Juico Başlangıç Paketi: Detoksun başlangıcı, benim sonum.

DETOKS DERKEN ?

Özetle yemiyorsunuz, gırtlağı tutuyorsunuz. Şimdilerde, benim gibi çiğneme aşkıyla yanıp tutuşanlar için salatalı, tombik atıştırmalıklı paketler de mevcut ama işin özü aynı: Yeme kardeşim, yeme güzelim, yeme. Yeme ki sindirim sistemin biraz rahatlasın, vücudunda birikmiş olan toksinler bir şekilde (anladın sen onu) gitsin; sen de daha iyi bir uyku düzenine, daha rahatlamış bir sindirime ve ferahlamış bir cilde kavuş.

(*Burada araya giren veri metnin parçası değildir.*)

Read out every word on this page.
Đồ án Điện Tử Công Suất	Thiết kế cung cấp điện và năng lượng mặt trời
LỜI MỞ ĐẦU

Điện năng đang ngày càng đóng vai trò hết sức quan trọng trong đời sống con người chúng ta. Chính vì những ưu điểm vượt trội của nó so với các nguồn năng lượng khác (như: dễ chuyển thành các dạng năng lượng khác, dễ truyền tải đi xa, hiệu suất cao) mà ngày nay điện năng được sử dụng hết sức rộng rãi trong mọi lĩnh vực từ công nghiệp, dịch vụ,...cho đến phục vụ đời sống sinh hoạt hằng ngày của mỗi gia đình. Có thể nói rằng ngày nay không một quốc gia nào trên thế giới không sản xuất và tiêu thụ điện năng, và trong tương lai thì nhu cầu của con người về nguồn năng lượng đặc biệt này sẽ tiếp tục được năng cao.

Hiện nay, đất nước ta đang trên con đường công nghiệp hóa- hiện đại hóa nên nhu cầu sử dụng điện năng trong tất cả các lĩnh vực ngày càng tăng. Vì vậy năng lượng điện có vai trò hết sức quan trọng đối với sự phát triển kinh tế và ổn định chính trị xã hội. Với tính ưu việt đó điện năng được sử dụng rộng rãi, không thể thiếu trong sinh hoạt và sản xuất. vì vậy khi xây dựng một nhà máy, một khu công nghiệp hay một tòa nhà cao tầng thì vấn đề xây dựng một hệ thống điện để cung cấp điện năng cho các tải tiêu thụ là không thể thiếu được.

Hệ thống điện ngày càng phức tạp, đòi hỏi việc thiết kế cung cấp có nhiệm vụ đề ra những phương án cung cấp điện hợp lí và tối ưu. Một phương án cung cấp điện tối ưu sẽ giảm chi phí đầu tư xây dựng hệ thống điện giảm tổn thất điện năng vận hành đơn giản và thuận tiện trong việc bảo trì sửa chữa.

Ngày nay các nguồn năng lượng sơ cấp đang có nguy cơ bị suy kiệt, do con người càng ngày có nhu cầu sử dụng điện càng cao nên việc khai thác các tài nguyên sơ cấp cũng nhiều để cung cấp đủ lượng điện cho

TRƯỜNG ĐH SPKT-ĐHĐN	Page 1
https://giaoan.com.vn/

Ben de detoksu ilk defa deneyeceğimden, şimdi ölürüm mölürüm neme lazım diye; 2 günlük Juico Başlangıç Paketi sipariş ettim. Hem diğerlerine göre içecekler daha renkliydi, cafcaflıydı. Ve evet, konu hala detoks.

PEKİ NE İÇİYORUZ?

Öncelikle içeriklere geçelim. Benim dünyamda çok da yeri olmayan birtakım yeşillerin ve ilginç karışımların yer aldığı bu pakette, her içeceği belirli bir sırayla içmek durumundasınız.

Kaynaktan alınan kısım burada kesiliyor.